Toujours cette mémoire olfactive. Cette fois-ci, l’intrigue se joue dans le nez du chat qui semblait particulièrement intrigué par un produit à base d’huile de vison dont je m’étais tartiné la face pour affronter le froid cinglant hier matin. En fait, alors que je marchais dans les rues à la recherche d’un cadeau pour G., l’odeur de ce produit me rappelait la Finlande car je l’utilisais peu, uniquement pour les températures négatives. Je revoyais ces espaces infinis, ces brèves journées crépusculaires et leur luminosité si particulière. Je me souviens des températures très basses mais du froid sec alors qu’à Paris, il y avait vingt degrés de plus mais le froid y était humide et transperçait toutes les couches qu’on pouvait revêtir et pénétrait au plus profond du squelette pour faire grelotter. Étrange, quand on y pense, d’avoir eu plus froid à Paris par -5° C qu’à 300 km au nord du cercle polaire, en pleine Laponie.
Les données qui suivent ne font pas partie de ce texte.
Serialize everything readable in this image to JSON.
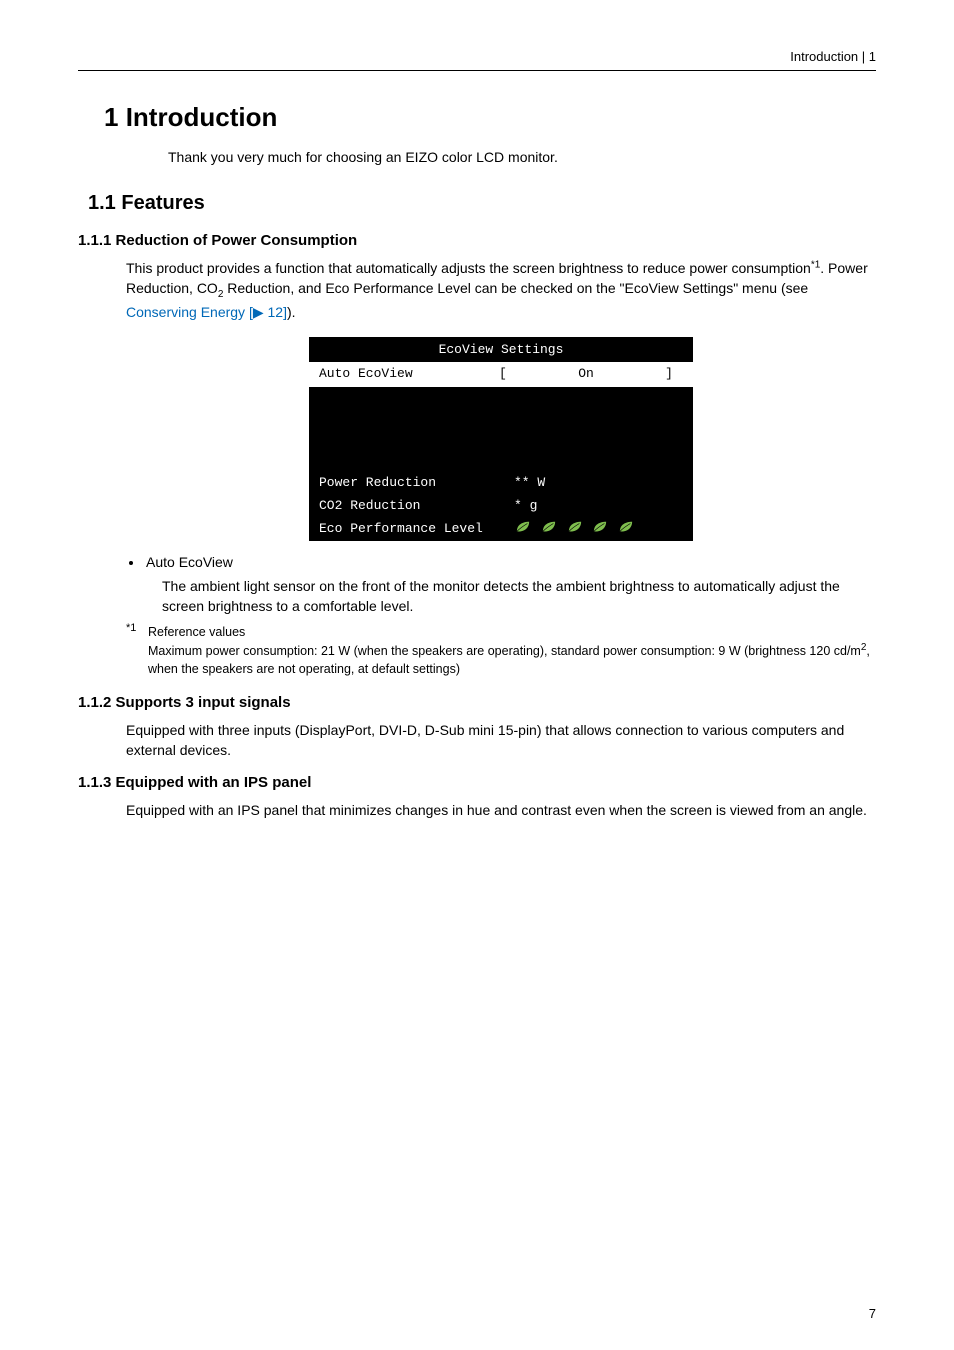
{
  "running_head": "Introduction | 1",
  "chapter": {
    "num": "1",
    "title": "Introduction"
  },
  "chapter_intro": "Thank you very much for choosing an EIZO color LCD monitor.",
  "section": {
    "num": "1.1",
    "title": "Features"
  },
  "sub1": {
    "num": "1.1.1",
    "title": "Reduction of Power Consumption",
    "para_before_sup": "This product provides a function that automatically adjusts the screen brightness to reduce power consumption",
    "sup": "*1",
    "para_mid1": ". Power Reduction, CO",
    "co2_sub": "2",
    "para_mid2": " Reduction, and Eco Performance Level can be checked on the \"EcoView Settings\" menu (see ",
    "link_text": "Conserving Energy [▶ 12]",
    "para_after_link": ")."
  },
  "osd": {
    "title": "EcoView Settings",
    "row1_label": "Auto EcoView",
    "row1_value": "On",
    "row2_label": "Power Reduction",
    "row2_value": "** W",
    "row3_label": "CO2 Reduction",
    "row3_value": " * g",
    "row4_label": "Eco Performance Level",
    "leaf_count": 5,
    "leaf_color": "#7fbe4e"
  },
  "bullet": {
    "title": "Auto EcoView",
    "desc": "The ambient light sensor on the front of the monitor detects the ambient brightness to automatically adjust the screen brightness to a comfortable level."
  },
  "footnote": {
    "marker": "*1",
    "line1": "Reference values",
    "line2_a": "Maximum power consumption: 21 W (when the speakers are operating), standard power consumption: 9 W (brightness 120 cd/m",
    "line2_sup": "2",
    "line2_b": ", when the speakers are not operating, at default settings)"
  },
  "sub2": {
    "num": "1.1.2",
    "title": "Supports 3 input signals",
    "para": "Equipped with three inputs (DisplayPort, DVI-D, D-Sub mini 15-pin) that allows connection to various computers and external devices."
  },
  "sub3": {
    "num": "1.1.3",
    "title": "Equipped with an IPS panel",
    "para": "Equipped with an IPS panel that minimizes changes in hue and contrast even when the screen is viewed from an angle."
  },
  "page_number": "7"
}
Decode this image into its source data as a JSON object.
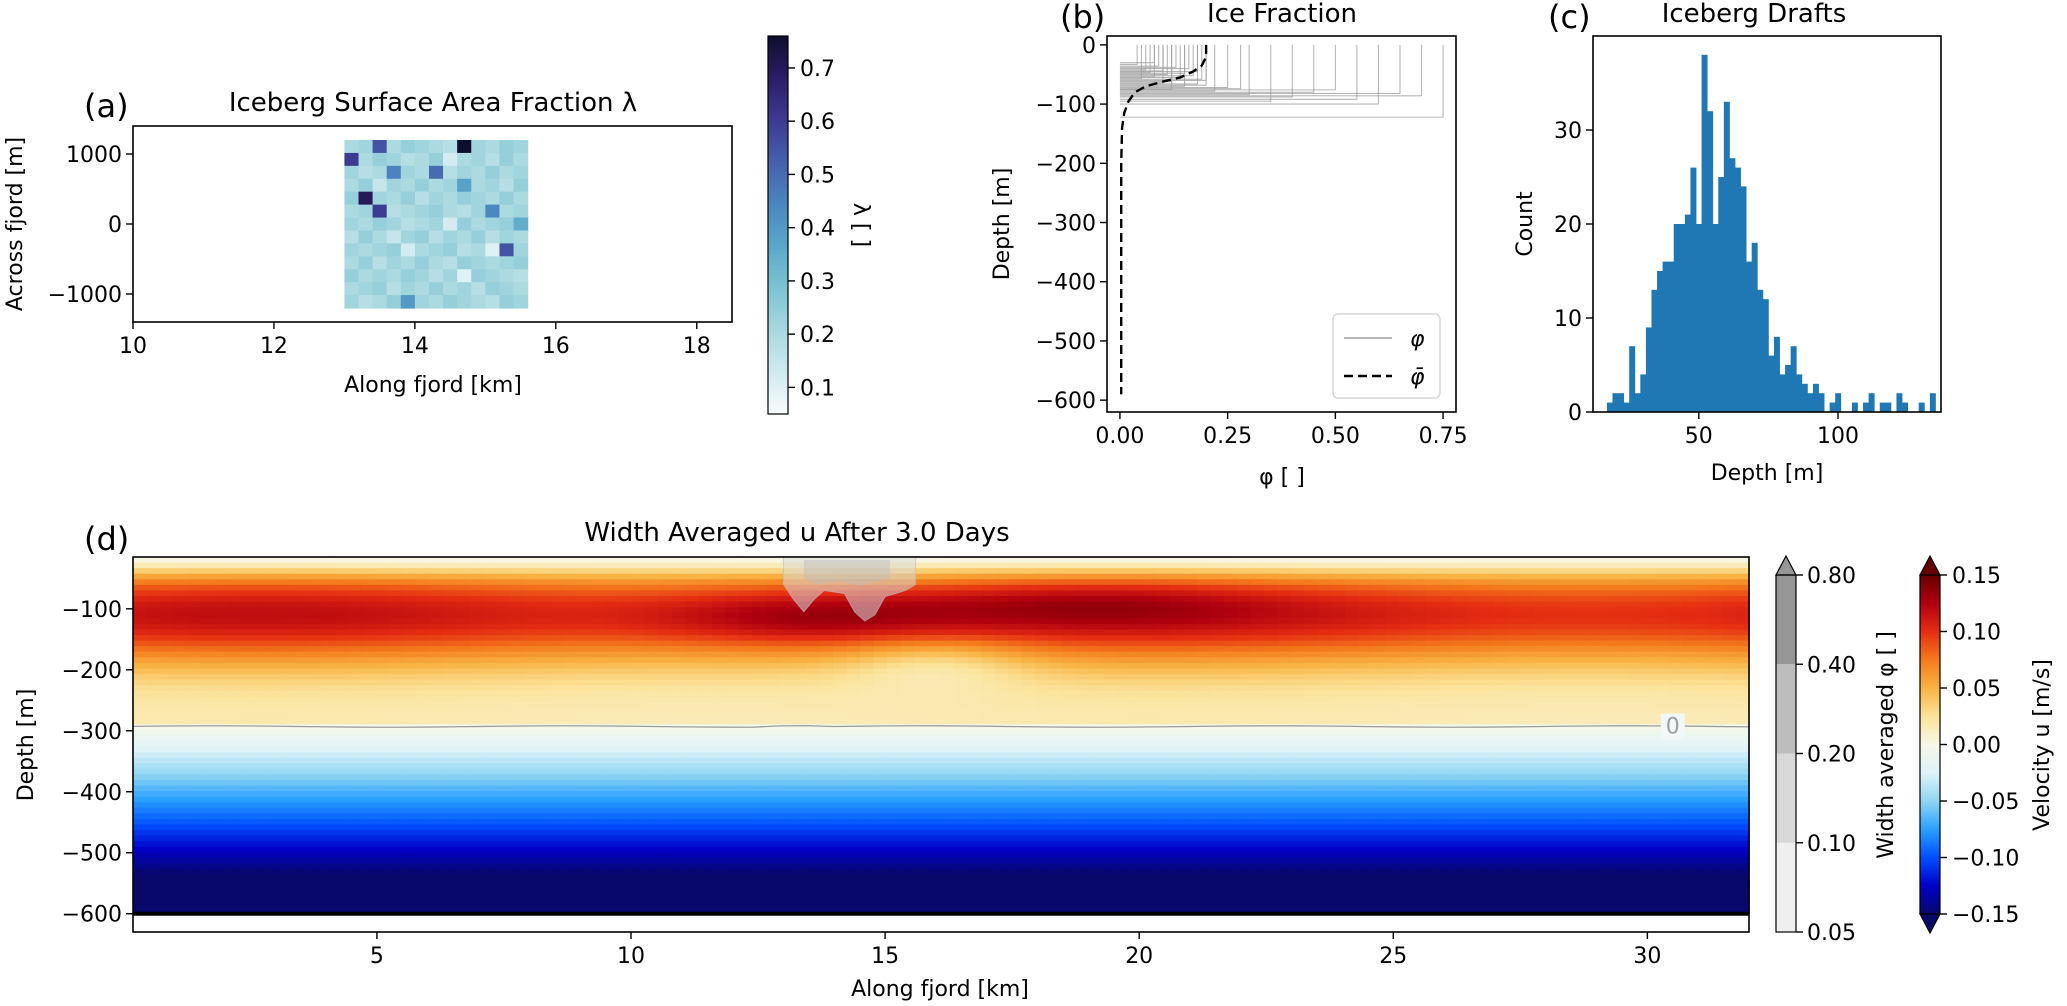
{
  "chart_data": [
    {
      "panel_label": "(a)",
      "type": "heatmap",
      "title": "Iceberg Surface Area Fraction λ",
      "xlabel": "Along fjord [km]",
      "ylabel": "Across fjord [m]",
      "xlim": [
        10,
        18.5
      ],
      "ylim": [
        -1400,
        1400
      ],
      "xticks": [
        "10",
        "12",
        "14",
        "16",
        "18"
      ],
      "yticks": [
        "1000",
        "0",
        "−1000"
      ],
      "grid_extent": {
        "x": [
          13,
          15.6
        ],
        "y": [
          -1200,
          1200
        ]
      },
      "colorbar": {
        "label": "λ [ ]",
        "range": [
          0.05,
          0.76
        ],
        "ticks": [
          "0.1",
          "0.2",
          "0.3",
          "0.4",
          "0.5",
          "0.6",
          "0.7"
        ],
        "colormap": [
          "#f7fcfd",
          "#cfeaf0",
          "#a8d8df",
          "#7cc3d2",
          "#5aa8c9",
          "#4b86bf",
          "#4660ad",
          "#3c3a91",
          "#2c1d66",
          "#0e0e2e"
        ]
      },
      "values": [
        [
          0.2,
          0.22,
          0.55,
          0.2,
          0.24,
          0.22,
          0.2,
          0.18,
          0.76,
          0.22,
          0.2,
          0.24,
          0.22
        ],
        [
          0.6,
          0.2,
          0.24,
          0.22,
          0.18,
          0.2,
          0.24,
          0.12,
          0.2,
          0.22,
          0.18,
          0.24,
          0.2
        ],
        [
          0.22,
          0.18,
          0.2,
          0.45,
          0.22,
          0.2,
          0.5,
          0.18,
          0.22,
          0.2,
          0.24,
          0.2,
          0.22
        ],
        [
          0.2,
          0.24,
          0.15,
          0.22,
          0.2,
          0.24,
          0.2,
          0.22,
          0.38,
          0.2,
          0.22,
          0.18,
          0.24
        ],
        [
          0.24,
          0.7,
          0.22,
          0.2,
          0.24,
          0.18,
          0.22,
          0.2,
          0.24,
          0.22,
          0.2,
          0.24,
          0.2
        ],
        [
          0.2,
          0.22,
          0.6,
          0.18,
          0.2,
          0.22,
          0.24,
          0.2,
          0.18,
          0.22,
          0.44,
          0.2,
          0.22
        ],
        [
          0.22,
          0.2,
          0.24,
          0.22,
          0.18,
          0.2,
          0.22,
          0.12,
          0.24,
          0.2,
          0.22,
          0.24,
          0.35
        ],
        [
          0.18,
          0.24,
          0.2,
          0.15,
          0.22,
          0.24,
          0.18,
          0.22,
          0.2,
          0.24,
          0.18,
          0.22,
          0.2
        ],
        [
          0.22,
          0.2,
          0.22,
          0.24,
          0.12,
          0.2,
          0.22,
          0.24,
          0.18,
          0.2,
          0.1,
          0.55,
          0.22
        ],
        [
          0.2,
          0.24,
          0.18,
          0.22,
          0.2,
          0.24,
          0.2,
          0.18,
          0.24,
          0.22,
          0.2,
          0.22,
          0.24
        ],
        [
          0.24,
          0.2,
          0.22,
          0.2,
          0.24,
          0.22,
          0.18,
          0.22,
          0.1,
          0.24,
          0.22,
          0.2,
          0.18
        ],
        [
          0.2,
          0.22,
          0.24,
          0.18,
          0.22,
          0.2,
          0.24,
          0.2,
          0.22,
          0.18,
          0.24,
          0.22,
          0.2
        ],
        [
          0.22,
          0.18,
          0.2,
          0.24,
          0.4,
          0.22,
          0.2,
          0.24,
          0.22,
          0.2,
          0.18,
          0.24,
          0.22
        ]
      ]
    },
    {
      "panel_label": "(b)",
      "type": "line",
      "title": "Ice Fraction",
      "xlabel": "φ [ ]",
      "ylabel": "Depth [m]",
      "xlim": [
        -0.03,
        0.78
      ],
      "ylim": [
        -620,
        15
      ],
      "xticks": [
        "0.00",
        "0.25",
        "0.50",
        "0.75"
      ],
      "yticks": [
        "0",
        "−100",
        "−200",
        "−300",
        "−400",
        "−500",
        "−600"
      ],
      "legend": {
        "placement": "lower-right",
        "entries": [
          "φ",
          "φ̄"
        ]
      },
      "individual_profiles_color": "#9e9e9e",
      "mean_profile": {
        "x": [
          0.2,
          0.2,
          0.19,
          0.17,
          0.14,
          0.1,
          0.06,
          0.035,
          0.02,
          0.01,
          0.005,
          0.003,
          0.003
        ],
        "y": [
          0,
          -20,
          -35,
          -45,
          -55,
          -62,
          -70,
          -80,
          -95,
          -115,
          -140,
          -200,
          -590
        ]
      },
      "profiles": [
        {
          "phi": 0.2,
          "draft": 60
        },
        {
          "phi": 0.19,
          "draft": 58
        },
        {
          "phi": 0.18,
          "draft": 45
        },
        {
          "phi": 0.17,
          "draft": 52
        },
        {
          "phi": 0.16,
          "draft": 40
        },
        {
          "phi": 0.15,
          "draft": 48
        },
        {
          "phi": 0.14,
          "draft": 55
        },
        {
          "phi": 0.13,
          "draft": 38
        },
        {
          "phi": 0.12,
          "draft": 62
        },
        {
          "phi": 0.11,
          "draft": 50
        },
        {
          "phi": 0.1,
          "draft": 44
        },
        {
          "phi": 0.09,
          "draft": 36
        },
        {
          "phi": 0.08,
          "draft": 54
        },
        {
          "phi": 0.07,
          "draft": 47
        },
        {
          "phi": 0.06,
          "draft": 42
        },
        {
          "phi": 0.05,
          "draft": 57
        },
        {
          "phi": 0.04,
          "draft": 33
        },
        {
          "phi": 0.18,
          "draft": 66
        },
        {
          "phi": 0.15,
          "draft": 70
        },
        {
          "phi": 0.12,
          "draft": 75
        },
        {
          "phi": 0.22,
          "draft": 78
        },
        {
          "phi": 0.25,
          "draft": 72
        },
        {
          "phi": 0.3,
          "draft": 84
        },
        {
          "phi": 0.35,
          "draft": 95
        },
        {
          "phi": 0.4,
          "draft": 88
        },
        {
          "phi": 0.45,
          "draft": 80
        },
        {
          "phi": 0.5,
          "draft": 76
        },
        {
          "phi": 0.55,
          "draft": 92
        },
        {
          "phi": 0.6,
          "draft": 100
        },
        {
          "phi": 0.65,
          "draft": 82
        },
        {
          "phi": 0.7,
          "draft": 86
        },
        {
          "phi": 0.75,
          "draft": 122
        },
        {
          "phi": 0.2,
          "draft": 68
        },
        {
          "phi": 0.1,
          "draft": 64
        },
        {
          "phi": 0.08,
          "draft": 30
        },
        {
          "phi": 0.28,
          "draft": 74
        }
      ]
    },
    {
      "panel_label": "(c)",
      "type": "bar",
      "title": "Iceberg Drafts",
      "xlabel": "Depth [m]",
      "ylabel": "Count",
      "xlim": [
        12,
        137
      ],
      "ylim": [
        0,
        40
      ],
      "xticks": [
        "50",
        "100"
      ],
      "yticks": [
        "0",
        "10",
        "20",
        "30"
      ],
      "color": "#1f77b4",
      "bin_start": 17,
      "bin_width": 2,
      "values": [
        1,
        2,
        2,
        1,
        7,
        2,
        4,
        9,
        13,
        15,
        16,
        16,
        20,
        20,
        21,
        26,
        20,
        38,
        32,
        20,
        25,
        33,
        27,
        26,
        24,
        16,
        18,
        13,
        12,
        6,
        8,
        4,
        5,
        7,
        4,
        3,
        2,
        3,
        2,
        0,
        1,
        2,
        0,
        0,
        1,
        0,
        1,
        2,
        0,
        1,
        1,
        0,
        2,
        1,
        0,
        0,
        1,
        0,
        2
      ]
    },
    {
      "panel_label": "(d)",
      "type": "heatmap",
      "title": "Width Averaged u After 3.0 Days",
      "xlabel": "Along fjord [km]",
      "ylabel": "Depth [m]",
      "xlim": [
        0.2,
        32
      ],
      "ylim": [
        -630,
        -15
      ],
      "xticks": [
        "5",
        "10",
        "15",
        "20",
        "25",
        "30"
      ],
      "yticks": [
        "−100",
        "−200",
        "−300",
        "−400",
        "−500",
        "−600"
      ],
      "contour_label": "0",
      "contour_depth": -293,
      "bottom_depth": -600,
      "ice_colorbar": {
        "label": "Width averaged φ [ ]",
        "levels": [
          "0.05",
          "0.10",
          "0.20",
          "0.40",
          "0.80"
        ],
        "colors": [
          "#ffffff",
          "#efefef",
          "#d9d9d9",
          "#bdbdbd",
          "#969696"
        ]
      },
      "velocity_colorbar": {
        "label": "Velocity u [m/s]",
        "range": [
          -0.15,
          0.15
        ],
        "ticks": [
          "0.15",
          "0.10",
          "0.05",
          "0.00",
          "−0.05",
          "−0.10",
          "−0.15"
        ],
        "colormap": [
          "#08086b",
          "#0000c8",
          "#0050ff",
          "#2aa0ff",
          "#8fd6f2",
          "#dff3f8",
          "#f7f7e8",
          "#fbe39a",
          "#f8b342",
          "#f47a1c",
          "#e52d12",
          "#b0000f",
          "#670000"
        ]
      }
    }
  ]
}
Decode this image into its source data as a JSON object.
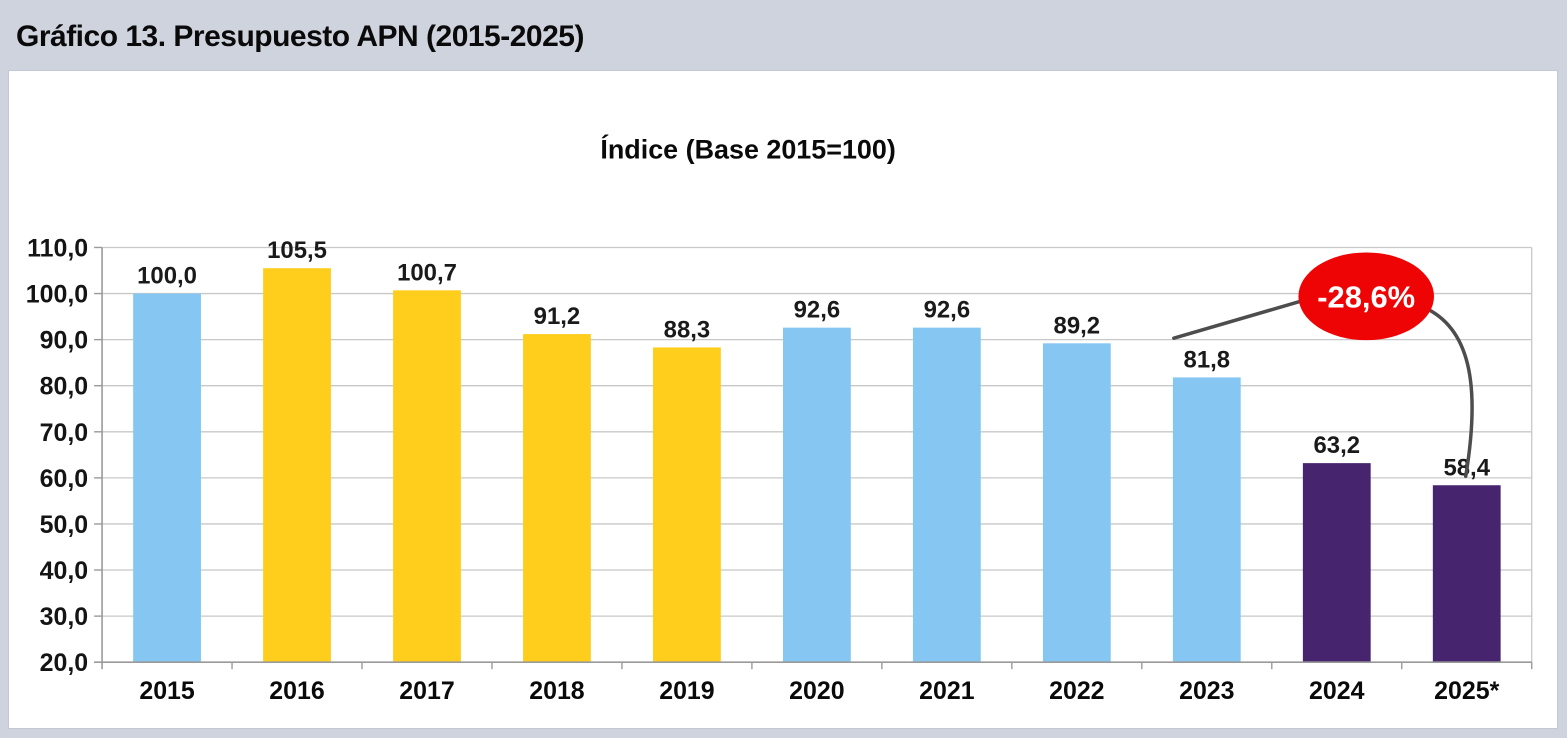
{
  "page": {
    "title": "Gráfico 13. Presupuesto APN (2015-2025)",
    "background_color": "#cfd3de",
    "panel_color": "#ffffff"
  },
  "chart_data": {
    "type": "bar",
    "title": "Índice (Base 2015=100)",
    "categories": [
      "2015",
      "2016",
      "2017",
      "2018",
      "2019",
      "2020",
      "2021",
      "2022",
      "2023",
      "2024",
      "2025*"
    ],
    "values": [
      100.0,
      105.5,
      100.7,
      91.2,
      88.3,
      92.6,
      92.6,
      89.2,
      81.8,
      63.2,
      58.4
    ],
    "value_labels": [
      "100,0",
      "105,5",
      "100,7",
      "91,2",
      "88,3",
      "92,6",
      "92,6",
      "89,2",
      "81,8",
      "63,2",
      "58,4"
    ],
    "bar_colors": [
      "#85c7f2",
      "#ffcd1c",
      "#ffcd1c",
      "#ffcd1c",
      "#ffcd1c",
      "#85c7f2",
      "#85c7f2",
      "#85c7f2",
      "#85c7f2",
      "#46246e",
      "#46246e"
    ],
    "xlabel": "",
    "ylabel": "",
    "ylim": [
      20,
      110
    ],
    "ytick_step": 10,
    "ytick_labels": [
      "110,0",
      "100,0",
      "90,0",
      "80,0",
      "70,0",
      "60,0",
      "50,0",
      "40,0",
      "30,0",
      "20,0"
    ],
    "grid": true,
    "legend": false,
    "annotation": {
      "label": "-28,6%",
      "shape": "ellipse",
      "fill_color": "#ee0404",
      "text_color": "#ffffff",
      "connector_color": "#4d4d4d",
      "from_category": "2023",
      "to_category": "2025*"
    },
    "palette": {
      "blue": "#85c7f2",
      "yellow": "#ffcd1c",
      "purple": "#46246e",
      "red": "#ee0404",
      "gridline": "#c8c8c8",
      "axis": "#9a9a9a",
      "label_text": "#1a1a1a"
    }
  }
}
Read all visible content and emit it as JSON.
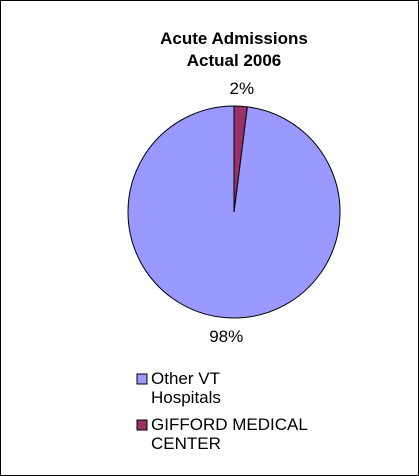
{
  "chart_data": {
    "type": "pie",
    "title": [
      "Acute Admissions",
      "Actual 2006"
    ],
    "categories": [
      "Other VT Hospitals",
      "GIFFORD MEDICAL CENTER"
    ],
    "values": [
      98,
      2
    ],
    "value_labels": [
      "98%",
      "2%"
    ],
    "colors": [
      "#9999ff",
      "#993366"
    ],
    "legend": "bottom"
  }
}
Un avant-goût de notre prochaine expédition en Islande que nous sommes désormais désireux de voir l’hiver. Je suis conscient que ce sera très différent de ce que j’ai connu en Finlande mais la constante froide et nocturne devrait m’être déjà quelque peu familière.

Naturellement, le chat ne pouvait aucunement avoir de tels souvenirs en reniflant cette odeur sur ma figure. L’espace d’un instant, j’ai même cru qu’elle allait apprécier au point de se mettre à me lécher mais après presque une demi minute de analyse olfactive intensive, elle s’est finalement ravisée et a repris le cours de sa sieste.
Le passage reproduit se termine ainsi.